Shares of Ford Motor Company fell more than 8 percent after its second-quarter EPS missed estimates by $0.06. The automaker saw flat U.S. sales and lower sales in China.

Going into the second half, Ford faces an expensive launch of its new Super Duty pickup truck, as well as a Brexit-related $145 million hit to sales.

Citi maintains its Neutral rating on Ford, but prefers General Motors Company . Citi analyst Itay Michaeli said GM is more exposed through midsize trucks while Ford's new higher-contented trucks are cutting into margins — a trend that could linger into 2017.

"In 2016–17, GM is redesigning exceptionally older cars and crossovers, meaning that the year-over-year profit comp is likely also quite easier. We don't think Ford enjoys similar tailwinds making it more susceptible to current industry pricing pressures in sedans," Michaeli wrote in a note.

On the inventory front, Ford edges out GM so far this year, which could impact Ford's upcoming third-quarter results.

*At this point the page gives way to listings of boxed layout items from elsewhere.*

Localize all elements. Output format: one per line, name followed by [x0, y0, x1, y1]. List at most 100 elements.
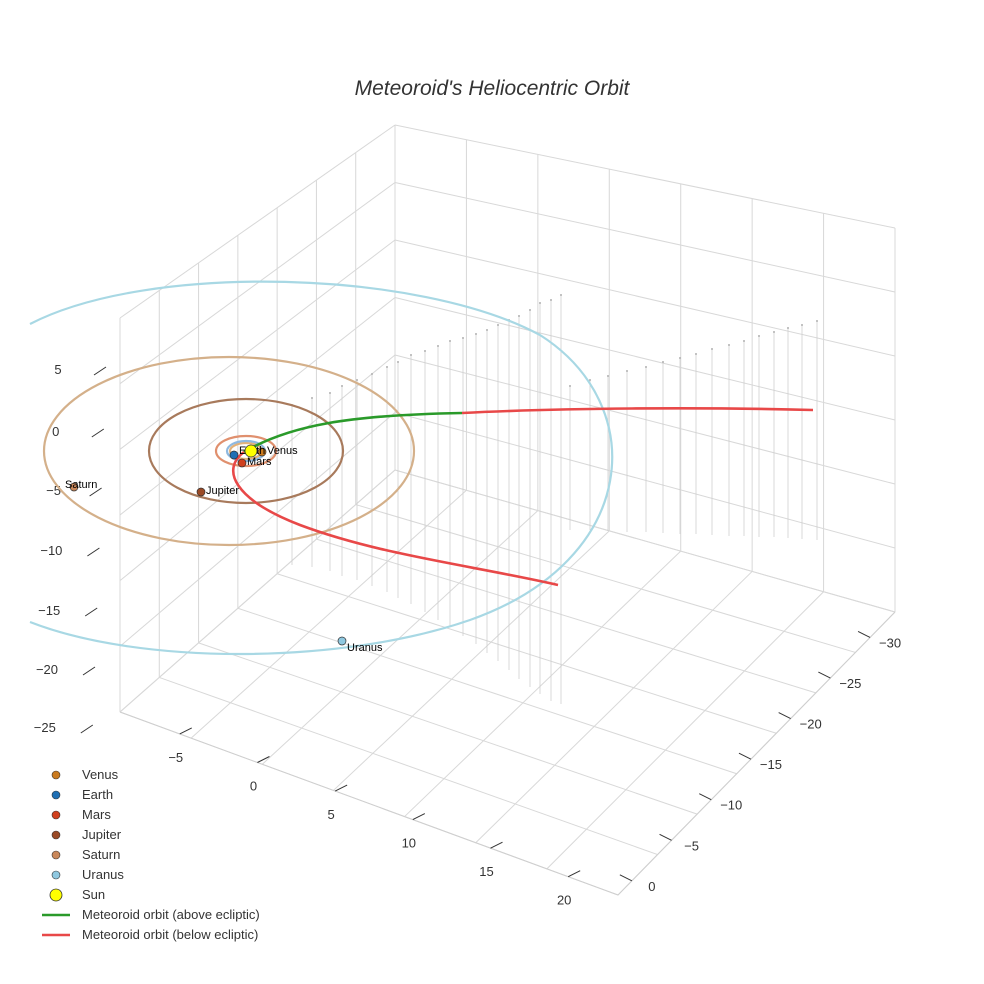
z-axis-tick-mark	[91, 428, 105, 438]
mars-marker	[237, 458, 247, 468]
legend-label: Meteoroid orbit (above ecliptic)	[82, 907, 260, 922]
floor-edge	[119, 611, 896, 896]
left-wall-grid-line	[119, 354, 396, 582]
meteoroid-sample-point	[475, 333, 477, 335]
y-axis-tick-mark	[738, 752, 752, 760]
meteoroid-below-ecliptic-line	[461, 407, 814, 415]
meteoroid-sample-point	[497, 324, 499, 326]
meteoroid-sample-point	[787, 327, 789, 329]
meteoroid-sample-point	[356, 379, 358, 381]
legend-label: Mars	[82, 807, 111, 822]
uranus-label: Uranus	[347, 642, 383, 654]
meteoroid-sample-point	[645, 366, 647, 368]
left-wall-grid-line	[119, 182, 396, 385]
meteoroid-sample-point	[539, 302, 541, 304]
left-wall-grid-line	[119, 297, 396, 516]
meteoroid-sample-point	[607, 375, 609, 377]
x-axis-tick-mark	[257, 756, 270, 763]
z-axis-tick-label: −20	[36, 662, 58, 677]
legend-label: Uranus	[82, 867, 124, 882]
jupiter-label: Jupiter	[206, 485, 239, 497]
x-axis-tick-label: 10	[402, 836, 416, 851]
meteoroid-sample-point	[679, 357, 681, 359]
floor-grid-line	[261, 510, 539, 765]
z-axis-tick-mark	[89, 487, 102, 497]
y-axis-tick-label: −20	[800, 717, 822, 732]
y-axis-tick-mark	[778, 712, 791, 720]
legend-label: Jupiter	[82, 827, 122, 842]
legend-swatch-marker	[51, 870, 61, 880]
y-axis-tick-mark	[619, 874, 633, 882]
floor-grid-line	[316, 538, 817, 694]
meteoroid-sample-point	[728, 344, 730, 346]
meteoroid-sample-point	[695, 353, 697, 355]
z-axis-tick-mark	[87, 547, 100, 557]
meteoroid-sample-point	[486, 329, 488, 331]
back-wall-grid-line	[394, 412, 896, 549]
legend-label: Sun	[82, 887, 105, 902]
left-wall-grid-line	[119, 124, 396, 319]
meteoroid-sample-point	[371, 373, 373, 375]
floor-grid-line	[546, 591, 824, 870]
y-axis-tick-mark	[818, 671, 831, 679]
left-wall-grid-line	[119, 469, 396, 713]
x-axis-tick-label: 0	[250, 779, 257, 794]
mars-label: Mars	[247, 456, 272, 468]
y-axis-tick-label: −25	[839, 676, 861, 691]
x-axis-tick-mark	[412, 813, 426, 821]
floor-grid-line	[355, 504, 856, 653]
meteoroid-sample-point	[560, 294, 562, 296]
venus-marker	[257, 447, 267, 457]
z-axis-tick-label: −10	[40, 543, 62, 558]
meteoroid-sample-point	[518, 315, 520, 317]
floor-grid-line	[198, 642, 698, 815]
x-axis-tick-mark	[567, 870, 581, 878]
z-axis-tick-label: −5	[46, 483, 61, 498]
uranus-marker	[337, 636, 347, 646]
x-axis-tick-mark	[179, 727, 192, 735]
venus-label: Venus	[267, 445, 298, 457]
meteoroid-sample-point	[386, 366, 388, 368]
z-axis-tick-label: 5	[54, 362, 61, 377]
meteoroid-sample-point	[437, 345, 439, 347]
meteoroid-sample-point	[711, 348, 713, 350]
floor-grid-line	[159, 676, 658, 856]
meteoroid-sample-point	[329, 392, 331, 394]
x-axis-tick-label: 5	[328, 807, 335, 822]
saturn-label: Saturn	[65, 479, 97, 491]
earth-marker	[229, 450, 239, 460]
y-axis-tick-mark	[659, 833, 672, 841]
legend-swatch-marker	[51, 830, 61, 840]
meteoroid-sample-point	[424, 350, 426, 352]
meteoroid-sample-point	[410, 354, 412, 356]
y-axis-tick-label: −10	[720, 798, 742, 813]
legend-label: Meteoroid orbit (below ecliptic)	[82, 927, 258, 942]
floor-grid-line	[190, 489, 467, 739]
x-axis-tick-label: −5	[168, 750, 183, 765]
meteoroid-sample-point	[449, 340, 451, 342]
floor-grid-line	[276, 573, 777, 734]
axis-grid	[119, 124, 896, 896]
z-axis-tick-mark	[84, 607, 98, 617]
x-axis-tick-mark	[334, 784, 348, 792]
z-axis-tick-label: −15	[38, 603, 60, 618]
x-axis-tick-label: 20	[557, 893, 571, 908]
legend-label: Saturn	[82, 847, 120, 862]
meteoroid-sample-point	[773, 331, 775, 333]
sun-marker	[244, 444, 258, 458]
meteoroid-sample-point	[550, 299, 552, 301]
z-axis-tick-label: −25	[34, 720, 56, 735]
meteoroid-sample-point	[529, 309, 531, 311]
meteoroid-sample-point	[589, 379, 591, 381]
left-wall-grid-line	[119, 239, 396, 450]
y-axis-tick-label: −30	[879, 635, 901, 650]
y-axis-tick-label: 0	[648, 879, 655, 894]
saturn-orbit	[42, 355, 416, 547]
legend-swatch-marker	[51, 770, 61, 780]
back-wall-grid-line	[394, 354, 896, 485]
planet-orbits	[29, 280, 614, 656]
left-wall-grid-line	[119, 412, 396, 647]
x-axis-tick-mark	[490, 841, 503, 849]
z-axis-tick-mark	[80, 724, 94, 734]
meteoroid-sample-point	[662, 361, 664, 363]
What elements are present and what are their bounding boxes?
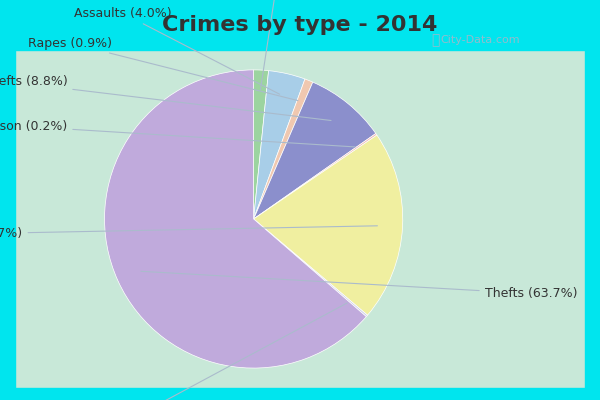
Text: Robberies (1.6%): Robberies (1.6%) bbox=[222, 0, 330, 90]
Text: Crimes by type - 2014: Crimes by type - 2014 bbox=[163, 15, 437, 35]
Wedge shape bbox=[254, 71, 305, 219]
Text: Arson (0.2%): Arson (0.2%) bbox=[0, 120, 355, 147]
Text: Assaults (4.0%): Assaults (4.0%) bbox=[74, 7, 280, 94]
Wedge shape bbox=[254, 134, 377, 219]
Wedge shape bbox=[254, 135, 403, 315]
Text: City-Data.com: City-Data.com bbox=[440, 35, 520, 45]
Text: Thefts (63.7%): Thefts (63.7%) bbox=[141, 271, 577, 300]
Text: Burglaries (20.7%): Burglaries (20.7%) bbox=[0, 226, 377, 240]
Text: Murders (0.2%): Murders (0.2%) bbox=[53, 303, 347, 400]
Wedge shape bbox=[104, 70, 367, 368]
Wedge shape bbox=[254, 219, 368, 317]
Wedge shape bbox=[254, 70, 269, 219]
Text: Auto thefts (8.8%): Auto thefts (8.8%) bbox=[0, 75, 331, 120]
Text: ⦿: ⦿ bbox=[431, 33, 439, 47]
Wedge shape bbox=[254, 82, 376, 219]
Text: Rapes (0.9%): Rapes (0.9%) bbox=[28, 36, 298, 101]
Wedge shape bbox=[254, 79, 313, 219]
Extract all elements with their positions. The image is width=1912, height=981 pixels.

But even more than North American issues, the analyst remains concerned about weak demand in China during the coming quarter.

While Ford forecasts another strong year and is committed to full-year guidance on pretax profit and operating margin (equal or better than last year), the company now sees challenges to achieving guidance.

Meanwhile, the analyst said the automaker's second half North America margin guide appears "respectable" at 8 to 9 percent, which would put 2016 at around 10 percent (aided by a strong truck mix). Management also appeared to stick with its 8 to 10 percent go-forward NA margin view.

 Michaeli cut the price target by $2 to $13, implying a potential return of 2.3 percent.